I see two possible solutions:
using set
public int unique(int[] a) {
Set<Integer> set = new HashSet<>();
for (int i : a) {
set.add(i);
}
return set.size();
}
using quick sort
public int unique(int[] a) {
Arrays.sort(a);
int cnt = 1;
int example = a[0];
for (int i = 1; i < a.length; i++) {
if (example != a[i]) {
cnt++;
example = a[i];
}
}
return cnt;
}
My performance tests say that second solution is faster ~ 30%.
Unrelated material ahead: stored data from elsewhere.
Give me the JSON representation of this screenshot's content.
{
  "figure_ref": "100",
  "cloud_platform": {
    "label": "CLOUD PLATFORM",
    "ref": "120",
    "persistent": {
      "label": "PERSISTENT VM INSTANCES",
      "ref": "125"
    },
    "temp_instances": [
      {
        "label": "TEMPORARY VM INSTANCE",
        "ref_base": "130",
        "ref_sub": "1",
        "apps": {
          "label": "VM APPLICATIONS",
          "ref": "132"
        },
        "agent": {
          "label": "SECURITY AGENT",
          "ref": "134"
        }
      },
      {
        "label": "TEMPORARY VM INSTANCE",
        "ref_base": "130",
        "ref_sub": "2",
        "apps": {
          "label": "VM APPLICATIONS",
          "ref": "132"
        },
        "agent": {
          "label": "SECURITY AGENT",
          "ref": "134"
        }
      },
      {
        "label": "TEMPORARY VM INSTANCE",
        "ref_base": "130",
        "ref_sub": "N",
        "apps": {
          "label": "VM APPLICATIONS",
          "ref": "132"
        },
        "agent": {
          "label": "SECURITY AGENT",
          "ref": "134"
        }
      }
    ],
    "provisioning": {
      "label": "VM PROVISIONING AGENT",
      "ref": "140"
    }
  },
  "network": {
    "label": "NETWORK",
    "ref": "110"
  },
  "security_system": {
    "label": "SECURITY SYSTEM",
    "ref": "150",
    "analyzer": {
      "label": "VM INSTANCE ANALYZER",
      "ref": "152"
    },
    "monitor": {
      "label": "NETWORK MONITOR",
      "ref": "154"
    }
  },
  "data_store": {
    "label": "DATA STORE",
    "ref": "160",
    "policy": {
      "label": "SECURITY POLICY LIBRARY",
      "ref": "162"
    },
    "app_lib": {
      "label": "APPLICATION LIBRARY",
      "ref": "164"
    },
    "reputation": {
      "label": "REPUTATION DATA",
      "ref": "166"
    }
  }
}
if restricted to only arrays, consider trying this:
Lets Take a temporary array of the same size of orignal array, where we store each unique letter and suppose a is your orignal array,
int[] tempArray= new int[a.length];
int tempArraycounter = 0;
bool isUnique = true;
for (int i = 0; i < a.length; i++)
{
isUnique = true;
for (int j = 0; j < tempArray.length; j++)
{
if(tempArray[j] == a[i])
isUnique = false;
}
if(isUnique)
{
tempArray[tempArraycounter] = a[i];
tempArraycounter++;
isUnique = false;
}
}
now tempArraycounter will be your answer ;)
Try Following code:
int test[]={1,1,4,4,4,1,1};
Set<Integer> set=new LinkedHashSet<Integer>();
for(int i=0;i<test.length;i++){
set.add(test[i]);
}
System.out.println(set);
Output :
[1, 4]
At the end set would contain unique integers.